O primeiro a incorporar os seus descobrimentos no próprio texto foi o erudito Griesbach. A sua principal edição apareceu em dois volumes, o primeiro, em 1796, e o segundo, em 1806. Ainda assim Griesbach não se apartou completamente do Texto Recebido. O primeiro a sair inteiramente de debaixo de sua influência foi Lachmann, professor de antigos idiomas clássicos na Universidade de Berlim. Em 1831, êle publicou a sua edição das Escrituras Gregas Cristãs sem consideração alguma ao Texto Recebido. Conforme expressou certa autoridade: Lachmann “foi o primeiro a encontrar um texto plenamente em evidência antiga; e . . . fêz muito em direção de romper com a reverência supersticiosa ao textus receptus”.
Depois de Lachmann veio Constantino Tischendorf, mais bem conhecido pelo seu descobrimento do famoso Manuscrito Sinaítico, o único manuscrito grego uncial (de tipos grandes) que contém as Escrituras Gregas Cristãs completas. Tischendorf fêz mais do que qualquer outro erudito para preparar e tornar disponível a evidência contida tanto nos manuscritos unciais proeminentes como nos menores. No tempo em que Tischendorf fazia as suas valiosas contribuições à ciência da crítica textual na Alemanha, certo Tregelles, na Inglaterra, fêz outras contribuições valiosas. Entre outras coisas, ele pôde demonstrar a sua teoria da “Crítica Comparativa”, que a idade do texto não precisa ser necessàriamente a de seu manuscrito, visto que pode ser uma cópia fiel de um texto anterior. O seu texto foi usado por J. B. Rotherham para a sua versão das Escrituras Gregas Cristãs. O fato de que Tischendorf e Tregelles eram intrépidos campeões da inspiração divina das Escrituras, teve, sem dúvida, muito a ver com a prosperidade de suas labutas.
O TEXTO DE WESTCOTT E HORT
O mesmo também se deu com os seus sucessores imediatos, os dois eruditos inglêses, B. F. Westcott e F. J. Hort, em cujo texto se baseia a Tradução do Nôvo Mundo das Escrituras Gregas Cristãs. Êles começaram o seu trabalho em 1853 e o completaram em 1881, trabalhando vinte e oito anos independentes um do outro, trocando, porém, constantemente idéias. Conforme, expressou certo erudito, êles “reuniram juntos tudo o que era de mais valioso na obra de seus predecessores”. Levaram em consideração todo fator imaginável no esfôrço de solucionar as dificuldades que apresentavam os textos em conflito, e, quando duas variantes de texto tinham pêso igual, êles indicavam isso no seu texto. Frisavam que o “conhecimento de documentos devia preceder ao juízo final sôbre as variantes” e que “tôda restauração fidedigna de textos corrompidos se baseia no estudo da sua história”. Seguiram a Griesbach na divisão de manuscritos em famílias, acentuando a importância da genealogia do manuscrito. Deram, também, o devido pêso à evidência interna, “probabilidade intrínseca” e “probabilidade de transcrição”, isto é, aquilo que o escritor original escreveu com a máxima probabilidade e onde um copista mui provàvelmente tenha feito um êrro.

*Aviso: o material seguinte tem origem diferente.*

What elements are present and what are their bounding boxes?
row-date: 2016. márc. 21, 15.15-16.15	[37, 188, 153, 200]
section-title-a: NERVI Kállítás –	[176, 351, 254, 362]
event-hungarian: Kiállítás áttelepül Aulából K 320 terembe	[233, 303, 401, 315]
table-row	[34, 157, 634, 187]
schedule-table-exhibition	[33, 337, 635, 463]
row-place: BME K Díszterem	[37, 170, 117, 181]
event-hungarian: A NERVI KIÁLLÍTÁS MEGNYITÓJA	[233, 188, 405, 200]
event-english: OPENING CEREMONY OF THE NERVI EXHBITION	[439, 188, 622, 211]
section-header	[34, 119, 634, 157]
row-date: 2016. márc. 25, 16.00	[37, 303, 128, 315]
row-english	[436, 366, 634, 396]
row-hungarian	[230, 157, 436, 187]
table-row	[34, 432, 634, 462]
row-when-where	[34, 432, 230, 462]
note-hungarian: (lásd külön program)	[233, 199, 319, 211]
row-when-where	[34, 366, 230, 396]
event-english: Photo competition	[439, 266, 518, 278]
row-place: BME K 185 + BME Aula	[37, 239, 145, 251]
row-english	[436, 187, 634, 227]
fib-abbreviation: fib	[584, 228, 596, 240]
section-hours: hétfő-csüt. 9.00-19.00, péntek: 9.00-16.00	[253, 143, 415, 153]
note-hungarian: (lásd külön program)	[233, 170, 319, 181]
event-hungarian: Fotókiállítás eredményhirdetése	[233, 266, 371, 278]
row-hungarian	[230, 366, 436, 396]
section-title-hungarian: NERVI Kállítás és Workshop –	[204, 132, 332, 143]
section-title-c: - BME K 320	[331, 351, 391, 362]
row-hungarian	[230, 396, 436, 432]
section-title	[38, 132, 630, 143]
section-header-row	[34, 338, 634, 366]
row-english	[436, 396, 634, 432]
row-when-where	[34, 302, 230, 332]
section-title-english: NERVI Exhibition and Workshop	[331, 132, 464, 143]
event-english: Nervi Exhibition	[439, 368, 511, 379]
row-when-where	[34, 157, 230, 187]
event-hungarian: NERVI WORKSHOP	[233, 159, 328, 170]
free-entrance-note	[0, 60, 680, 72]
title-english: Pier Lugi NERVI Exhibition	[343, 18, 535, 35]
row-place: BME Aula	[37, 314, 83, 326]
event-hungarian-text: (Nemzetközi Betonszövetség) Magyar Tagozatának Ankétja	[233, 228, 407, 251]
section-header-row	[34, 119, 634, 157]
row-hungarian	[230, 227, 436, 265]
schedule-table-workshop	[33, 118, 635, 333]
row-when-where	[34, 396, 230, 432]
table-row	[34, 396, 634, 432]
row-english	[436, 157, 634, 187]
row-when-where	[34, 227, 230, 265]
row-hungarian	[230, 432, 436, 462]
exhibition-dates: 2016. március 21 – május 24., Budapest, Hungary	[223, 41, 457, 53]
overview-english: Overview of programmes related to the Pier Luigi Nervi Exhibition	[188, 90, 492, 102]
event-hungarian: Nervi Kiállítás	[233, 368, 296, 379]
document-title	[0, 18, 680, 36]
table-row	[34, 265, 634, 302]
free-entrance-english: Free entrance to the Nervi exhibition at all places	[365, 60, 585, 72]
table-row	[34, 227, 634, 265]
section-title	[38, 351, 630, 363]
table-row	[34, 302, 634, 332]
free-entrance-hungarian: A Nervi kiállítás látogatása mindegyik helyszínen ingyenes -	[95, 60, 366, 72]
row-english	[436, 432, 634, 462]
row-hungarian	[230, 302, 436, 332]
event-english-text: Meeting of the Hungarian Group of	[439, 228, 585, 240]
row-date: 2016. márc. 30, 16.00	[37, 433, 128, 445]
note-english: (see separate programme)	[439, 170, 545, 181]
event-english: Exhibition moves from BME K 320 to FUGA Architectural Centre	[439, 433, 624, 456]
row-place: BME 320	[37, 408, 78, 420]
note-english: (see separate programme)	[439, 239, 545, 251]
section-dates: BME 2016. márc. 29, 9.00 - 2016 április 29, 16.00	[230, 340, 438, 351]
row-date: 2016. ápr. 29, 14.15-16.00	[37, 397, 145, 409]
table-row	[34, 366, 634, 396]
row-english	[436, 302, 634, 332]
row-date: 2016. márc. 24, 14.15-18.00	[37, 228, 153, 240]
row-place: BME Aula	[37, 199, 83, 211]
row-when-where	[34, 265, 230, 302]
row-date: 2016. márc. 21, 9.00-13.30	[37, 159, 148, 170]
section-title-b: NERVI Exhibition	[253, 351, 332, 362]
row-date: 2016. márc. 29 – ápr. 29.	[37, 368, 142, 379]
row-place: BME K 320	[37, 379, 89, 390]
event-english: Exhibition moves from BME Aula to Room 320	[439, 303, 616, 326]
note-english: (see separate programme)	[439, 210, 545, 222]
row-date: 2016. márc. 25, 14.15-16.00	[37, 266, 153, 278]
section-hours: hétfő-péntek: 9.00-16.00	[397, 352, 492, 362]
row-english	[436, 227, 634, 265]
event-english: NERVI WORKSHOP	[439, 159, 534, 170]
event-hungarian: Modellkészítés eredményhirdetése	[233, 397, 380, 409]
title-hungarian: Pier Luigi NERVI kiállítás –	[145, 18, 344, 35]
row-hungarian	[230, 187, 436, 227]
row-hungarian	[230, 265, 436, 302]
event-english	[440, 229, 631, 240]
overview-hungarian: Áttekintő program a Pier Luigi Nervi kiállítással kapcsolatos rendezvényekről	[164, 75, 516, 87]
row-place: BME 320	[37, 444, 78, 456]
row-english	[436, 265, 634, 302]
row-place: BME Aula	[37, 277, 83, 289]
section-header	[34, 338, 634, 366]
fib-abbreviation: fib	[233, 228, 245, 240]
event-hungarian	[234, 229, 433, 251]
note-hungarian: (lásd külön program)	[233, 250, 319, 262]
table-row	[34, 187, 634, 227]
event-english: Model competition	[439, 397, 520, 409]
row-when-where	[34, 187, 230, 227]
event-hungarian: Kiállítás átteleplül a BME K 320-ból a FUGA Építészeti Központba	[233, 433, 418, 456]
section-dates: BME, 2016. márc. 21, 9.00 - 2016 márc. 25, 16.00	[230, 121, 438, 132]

Dependiam fortemente da família de textos “neutros”, que incluía os famosos manuscritos em velino do quarto século, o Vaticano e o Sinaítico. Consideravam bastante conclusivo quando êstes dois manuscritos estavam em harmonia mútua, especialmente quando apoiados por outros manuscritos unciais antigos. Entretanto, não estavam cegamente presos ao manuscrito Vaticano, segundo alguns têm sustentado, pois, pesando todos os fatôres, vez após vez concluíram que certas interpolações menores se insinuaram no texto neutro que não se encontravam no grupo mais inclinado às interpolações e à paráfrase, como a família ocidental de manuscritos. Assim, Goodspeed mostra que Westcott e Hort se desviaram do manuscrito Vaticano umas setecentas vêzes só nos Evangelhos.
O texto de Westcott e Hort foi aclamado pelos críticos do mundo inteiro, e, embora tenha sido produzido há oitenta anos atrás, é ainda o padrão. Foi apropriadamente dito que “marcou época no sentido literal da palavra”, sendo “a mais importante contribuição à crítica científica do texto do Nôvo Testamento, que já se fêz”, excedendo a todos os demais “no tocante ao método e à extraordinária precisão”. A respeito dêle, Goodspeed, no seu prefácio para Uma Tradução Americana, declara: “Tenho seguido de perto o texto grego de Westcott e Hort, hoje de aceitação geral. Todo erudito sabe da superioridade dêle sôbre os textos recentes e falhos, dos quais as antigas traduções inglêsas desde Tyndale até a de RJ foram feitas.”
Em vista do que precede, pode-se ver claramente por que a Comissão da Tradução do Nôvo Mundo preferiu usar o texto de Westcott e Hort ao invés de qualquer Texto Recebido de dois ou três séculos antes. Permanece só a pergunta: Por que é que aparecem omissões antes que adições para distinguir o último texto do mais antigo?
Porque, ao contrário do que se esperaria em geral, os copistas tinham a tendência de acrescentar, elaborar e parafrasear, ao invés de omitir coisas. Assim sendo, descobrimos que o mais fidedigno texto é logo o mais severo, o mais condensado. Das várias passagens em que o Texto Recebido difere do manuscrito Vaticano, 2.877 são casos de adições. Naturalmente, se a pessoa estiver primeiro familiarizada com o Texto Recebido, êstes pareceriam omissões.
Em conclusão, seja notado que Jeová Deus poderia ter realizado um contínuo milagre, quer preservando os autógrafos originais quer mantendo as cópias dêles livres de erros dos copistas, mas êle não preferiu fazer assim. Antes, aprouve-lhe orientar as coisas pela sua providência de tal forma que com relativamente poucas exceções, êsses erros são inconseqüentes, consistindo na maior parte em erros de ortografia, em transposições de palavras ou no emprêgo de sinônimos.
Deveras, os fatos acima servem para fortalecer a nossa fé na autenticidade e integridade geral das Escrituras Gregas Cristãs. Elas, deveras, citando-se o Professor Kenyon, “chegaram a nós substancialmente como foram escritas”. E tudo isto se aplica especialmente ao texto de Westcott e Hort, em que se baseia a Tradução do Nôvo Mundo das Escrituras Gregas Cristãs.